Al sur de la mastaba se divisaba un punto en cuyo centro se abría un pasadizo que descendía hacia las galerías. Terraplenadores cargados con cajas llenas de escombros aparecían por la abertura. Así se había construido el laberinto siglos atrás, se dijo Imhotep. Ante la atención que prestaban el rey y la reina, explicó:
—En la actualidad existen dos redes subterráneas a las que se accede a través de esta pendiente, así como de los once pozos que se encuentran a lo largo de la mastaba. Dentro de un tiempo construiremos una galería que los cubrirá.
Djoser y Tanis volvieron a quedarse atónitos ante la eficacia y precisión con que los obreros tallaban los grandes bloques de calcárea, ayudados únicamente de buriles y sierras de cobre. Los fragmentos se ensamblaban a continuación con un mortero de arcilla demasiado frágil, lo que llevó a Imhotep a idear aquellos muros oblicuos. No obstante, para consolidar el conjunto se utilizaban diversas piezas de madera que unían los bloques entre sí. Los talladores de piedra los agujereaban con la ayuda de barrenas de arena y de cuarzo, impulsadas por una cuerda tensada en un arco y enrollada en la misma. La precisión y la fluidez de los movimientos tenía algo de mágico. Fascinados e intrigados, los cortesanos no se perdían detalle de aquel espectáculo.
—Tal vez se den cuenta de que este trabajo no es apto para el primer noble que pasa —le dijo discretamente Imhotep al rey—. Así aprenderán a no tratar con desdén a los obreros.
Djoser y Tanis, que gracias a Meritrá tenían algunas nociones del trabajo de la piedra, asintieron. De haber sido por él, Djoser se hubiera unido a los compañeros para manejar el taladro y el buril. Lamentaba no poder dedicar más tiempo a la escultura.

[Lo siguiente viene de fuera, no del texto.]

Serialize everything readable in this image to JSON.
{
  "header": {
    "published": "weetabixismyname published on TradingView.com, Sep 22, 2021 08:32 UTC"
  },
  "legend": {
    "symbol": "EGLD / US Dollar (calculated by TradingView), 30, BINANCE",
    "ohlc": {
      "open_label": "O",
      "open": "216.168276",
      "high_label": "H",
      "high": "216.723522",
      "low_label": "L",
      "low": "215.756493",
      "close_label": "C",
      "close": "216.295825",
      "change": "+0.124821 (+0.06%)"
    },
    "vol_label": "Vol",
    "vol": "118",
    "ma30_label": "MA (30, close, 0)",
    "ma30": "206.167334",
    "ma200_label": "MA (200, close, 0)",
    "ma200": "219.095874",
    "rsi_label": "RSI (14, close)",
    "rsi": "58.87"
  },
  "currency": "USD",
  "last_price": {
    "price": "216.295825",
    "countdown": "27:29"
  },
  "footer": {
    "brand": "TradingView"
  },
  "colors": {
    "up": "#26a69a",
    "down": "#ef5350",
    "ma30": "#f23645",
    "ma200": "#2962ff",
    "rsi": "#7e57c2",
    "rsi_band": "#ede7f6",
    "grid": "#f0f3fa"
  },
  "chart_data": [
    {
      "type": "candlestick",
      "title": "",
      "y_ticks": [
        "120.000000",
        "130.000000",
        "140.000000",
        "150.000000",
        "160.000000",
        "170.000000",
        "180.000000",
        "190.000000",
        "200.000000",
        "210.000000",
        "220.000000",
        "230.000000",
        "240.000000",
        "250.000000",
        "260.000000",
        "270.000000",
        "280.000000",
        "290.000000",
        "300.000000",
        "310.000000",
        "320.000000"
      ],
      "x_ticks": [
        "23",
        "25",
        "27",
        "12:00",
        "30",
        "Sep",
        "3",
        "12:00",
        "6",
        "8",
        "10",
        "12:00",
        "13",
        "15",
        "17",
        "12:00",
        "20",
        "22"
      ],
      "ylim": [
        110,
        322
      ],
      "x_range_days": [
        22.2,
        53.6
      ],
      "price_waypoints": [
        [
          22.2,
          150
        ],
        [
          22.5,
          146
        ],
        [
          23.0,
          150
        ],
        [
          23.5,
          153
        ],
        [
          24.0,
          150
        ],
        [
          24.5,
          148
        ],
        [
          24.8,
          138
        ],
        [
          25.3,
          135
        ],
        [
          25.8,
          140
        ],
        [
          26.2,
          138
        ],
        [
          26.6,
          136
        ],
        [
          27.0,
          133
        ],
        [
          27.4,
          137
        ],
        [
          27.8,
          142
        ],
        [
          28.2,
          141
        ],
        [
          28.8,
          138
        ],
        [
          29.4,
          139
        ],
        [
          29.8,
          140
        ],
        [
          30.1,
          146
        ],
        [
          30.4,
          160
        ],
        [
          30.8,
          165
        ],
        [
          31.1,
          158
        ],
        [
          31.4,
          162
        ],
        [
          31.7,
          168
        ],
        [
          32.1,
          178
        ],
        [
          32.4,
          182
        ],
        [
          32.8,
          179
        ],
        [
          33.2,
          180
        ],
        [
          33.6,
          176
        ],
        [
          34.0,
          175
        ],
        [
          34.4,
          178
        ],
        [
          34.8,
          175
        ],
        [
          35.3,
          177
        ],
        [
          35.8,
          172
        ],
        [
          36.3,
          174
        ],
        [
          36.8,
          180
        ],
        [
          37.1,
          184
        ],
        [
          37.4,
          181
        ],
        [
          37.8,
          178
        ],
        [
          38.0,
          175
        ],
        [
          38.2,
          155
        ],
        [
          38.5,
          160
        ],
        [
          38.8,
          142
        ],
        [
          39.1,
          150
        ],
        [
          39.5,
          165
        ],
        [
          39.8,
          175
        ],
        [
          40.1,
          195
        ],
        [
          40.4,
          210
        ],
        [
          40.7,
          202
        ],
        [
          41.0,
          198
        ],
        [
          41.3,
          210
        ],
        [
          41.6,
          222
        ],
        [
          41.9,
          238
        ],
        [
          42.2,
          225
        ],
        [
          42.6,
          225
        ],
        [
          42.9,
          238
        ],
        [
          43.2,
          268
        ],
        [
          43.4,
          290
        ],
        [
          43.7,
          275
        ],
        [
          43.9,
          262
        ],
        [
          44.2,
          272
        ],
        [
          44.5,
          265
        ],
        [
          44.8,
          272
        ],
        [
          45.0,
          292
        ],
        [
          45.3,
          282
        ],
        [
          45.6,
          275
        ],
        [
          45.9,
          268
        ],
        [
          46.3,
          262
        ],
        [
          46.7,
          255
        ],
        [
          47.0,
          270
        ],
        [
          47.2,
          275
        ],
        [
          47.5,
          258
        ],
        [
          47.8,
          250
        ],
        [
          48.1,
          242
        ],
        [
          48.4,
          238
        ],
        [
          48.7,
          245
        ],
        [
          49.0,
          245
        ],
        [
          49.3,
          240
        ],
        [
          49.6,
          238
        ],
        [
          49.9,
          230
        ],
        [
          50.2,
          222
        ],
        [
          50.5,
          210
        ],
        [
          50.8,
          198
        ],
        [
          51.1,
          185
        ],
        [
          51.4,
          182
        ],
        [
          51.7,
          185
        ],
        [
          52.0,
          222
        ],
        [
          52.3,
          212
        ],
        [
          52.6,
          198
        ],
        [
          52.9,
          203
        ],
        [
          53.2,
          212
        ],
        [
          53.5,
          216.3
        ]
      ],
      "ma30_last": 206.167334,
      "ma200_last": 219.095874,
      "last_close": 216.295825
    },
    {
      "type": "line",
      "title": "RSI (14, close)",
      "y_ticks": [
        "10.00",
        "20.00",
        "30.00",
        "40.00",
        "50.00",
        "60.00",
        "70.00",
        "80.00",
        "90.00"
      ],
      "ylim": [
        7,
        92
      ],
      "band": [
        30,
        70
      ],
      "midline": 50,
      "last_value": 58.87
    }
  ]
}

A pocos metros de la pareja real, Mejerá contemplaba la gigantesca obra con angustia. Nunca se había levantado un monumento tan colosal. Los rumores de la maldición que planeaba sobre el lugar habían llegado a sus oídos. Imhotep parecía no concederles la menor importancia. Los guardias vigilaban la ciudad, convencidos de que el peligro procedía de aquella misteriosa secta probablemente integrada por los sacerdotes de Set disidentes. Tal vez tuvieran razón. Mejerá estaba seguro de que la maldición era la manifestación de la cólera de Set, furioso por la construcción de semejante edificio para la gloria de su enemigo. En ocasiones, sus temores se convertían en un terror irracional. Set el Destructor, Set el Guerrero, el asesino de su hermano Osiris, le era familiar desde la infancia. Set era, asimismo, el protector de la vida, aquél que se alzaba ante la serpiente Apofis, su propia criatura, para defender al dios-Sol, Ra, y permitirle llevar a término el viaje diurno. Mejerá conocía mejor que nadie los misterios del culto a Set. Aun así, creía que detrás de aquella máscara familiar se ocultaba otra que desconocía totalmente, como si el dios rojo hubiera sufrido una espantosa metamorfosis, un desdoblamiento. Una parte oscura se había independizado, separado del Set original, para dar lugar a una nueva deidad.
Esa divinidad aterradora le provocaba tal angustia que llegó a pensar que aquella ciudad tan ansiada por el rey, una ciudad a la que él se había opuesto con todas sus fuerzas, era el único bastión contra el caos que acompañaría la llegada del dios monstruoso.